‘Harry Wild’ Season 3 Puts the Central Characters First

‘Harry Wild’ Season 3 Puts the Central Characters First

Harry Wild’s lively third season brings back the mystery genre’s unlikeliest crime-solving pair in would-be-retiree Harry (Jane Seymour) and 16-year-old Fergus (Rohan Nedd). Join them as their detective agency takes on Dublin’s most perplexing murders, all wrapped up neatly in an hour and usually solved well before the local police. The series is as much about chosen family as about subverting expectations of what women of a certain age are “supposed” to do. Harry’s son Charlie (Kevin Ryan), recently promoted to senior police detective, would undoubtedly be more comfortable if his mother faded into the background and stopped besting his officers. Meanwhile, this season finds Harry connecting more with her stuffy daughter-in-law Orla (Amy Huberman) and her granddaughter Lola (Rose O’Neill).

At one point, Charlie calls his mother “Jessica Fletcher.” He means this disparagingly, but Harry insists that’s no insult: “That woman was an icon.” As one of the most famous cozy mysteries, Murder, She Wrote is the natural barometer for Harry Wild.
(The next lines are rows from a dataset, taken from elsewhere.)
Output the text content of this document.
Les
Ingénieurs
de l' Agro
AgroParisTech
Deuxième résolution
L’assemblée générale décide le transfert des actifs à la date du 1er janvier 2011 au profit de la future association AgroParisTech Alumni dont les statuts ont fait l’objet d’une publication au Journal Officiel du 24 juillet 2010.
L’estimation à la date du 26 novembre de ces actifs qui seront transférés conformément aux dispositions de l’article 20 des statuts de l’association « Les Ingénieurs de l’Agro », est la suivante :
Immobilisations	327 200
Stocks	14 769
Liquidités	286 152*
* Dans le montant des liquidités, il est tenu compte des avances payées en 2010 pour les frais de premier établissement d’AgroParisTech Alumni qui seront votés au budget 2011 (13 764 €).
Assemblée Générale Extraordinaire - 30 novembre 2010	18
However, Seymour’s Harry is much brasher, more adventurous than Miss Fletcher, and certainly not well-behaved.

Fergus’s life was upturned at the end of last season when his estranged mother Paula (Samantha Mumba) announced plans to relocate his sister Liberty (Rosa Willow Lee) to America. Fergus is ready to fight for the sister he raised after Paula abandoned them, and Harry has helped him obtain a first-rate lawyer. Although we see Paula through Fergus’s lens of anger and pain, we also see that Paula is not a villain. The show takes pains to demonstrate she’s trying to make up for something unforgivable, albeit going about it in the worst possible way. There’s an intense conversation between Paula and Harry at the end of the first episode where the women battle about Fergus. Both try to protect and step up for him in very different ways. This conversation sets the stage for a sea change in the mother and son’s relationship for the better.